I suspect one reason legal education and the legal profession remain mired in less effective practices is that -- my third point -- legal education, like the practice of law, is a business. And US News and World Report is the CEO, the prison foreman, the pimp, whatever you want to call it. The system is fairly simple -- I don't think I'm oversimplifying, though I'm not the brightest bulb so I could be wrong. US News tells large law firms which schools are best. Large law firms select top students from the best law schools, thus bolstering the firms' image as home for the best and brightest (and of course top students go to large law firms because that's where the money is).

But the system needs a mechanism to identify the top students, and that creaky old mechanism has been for decades and remains, for most core law school courses, a semester of Socratic questioning followed by a single exam. Whether or not this mechanism accurately or effectively identifies the best and brightest students isn't really what's important; what's important is that the legal profession either believes it does or is simply too risk averse to accept an alternate mechanism for fear of losing track of who's who in the hierarchy of law students and thus suffering the indignity of large law firms inadvertently hiring idiots.
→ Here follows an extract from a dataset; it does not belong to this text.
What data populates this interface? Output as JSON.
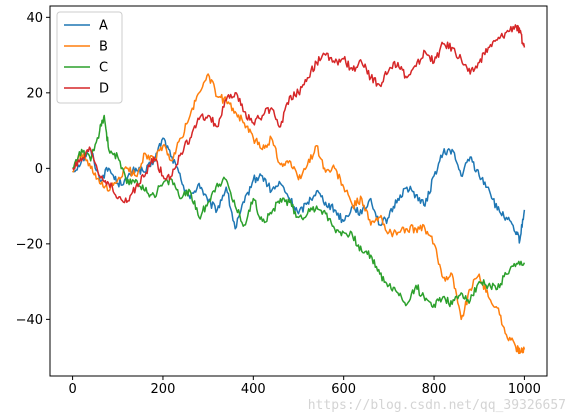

So legal education's poor pedagogy (man, I hope that word means what I think it does or even KFC won't hire me) perpetuates itself, because if a non-elite law school changes its mode of education and student assessment, employers could balk at hiring that school's students -- how will employers know, after all, who's smart and who's not if students' GPAs aren't based on single exams, the way it's been for so long? And if employers balk at hiring from this non-elite law school, students might balk at enrolling. And if students balk at enrolling, who will pay tuition? It's a business.

I could go on, but I've made my point. In my view, there are serious flaws with the landscape and functioning of legal education, but I'm nevertheless satisfied with my choice to engage it, because I'm both an idiot and a masochist, and, more seriously, because my wife and I prepared well financially and chose an affordable law school so that I'll finish next year with virtually no debt. This will make my JD vastly more versatile than it would otherwise be.

Those considering law school should think it through really, really carefully. Only tribes in the Amazon jungle don't know that the legal job market is severely constricted, and that law schools nevertheless continue to pump into that constricted market more and more graduates each year. It's not a pretty scene. To get more specific, I really question whether it's a good idea for students to move directly from an undergraduate education -- with all its associated debt -- to law school without working for a couple years at least. I just don't see very much that's smart about that, unless someone knows that they would sooner die than not be an attorney, and that he or she is willing to pay off debt well into his or her golden years to achieve that goal. I think that's really stupid, but whatever. Out of the 12 people who will read this, I'm guessing that at least a third will think I'm really stupid, so it's all relative in the end I guess.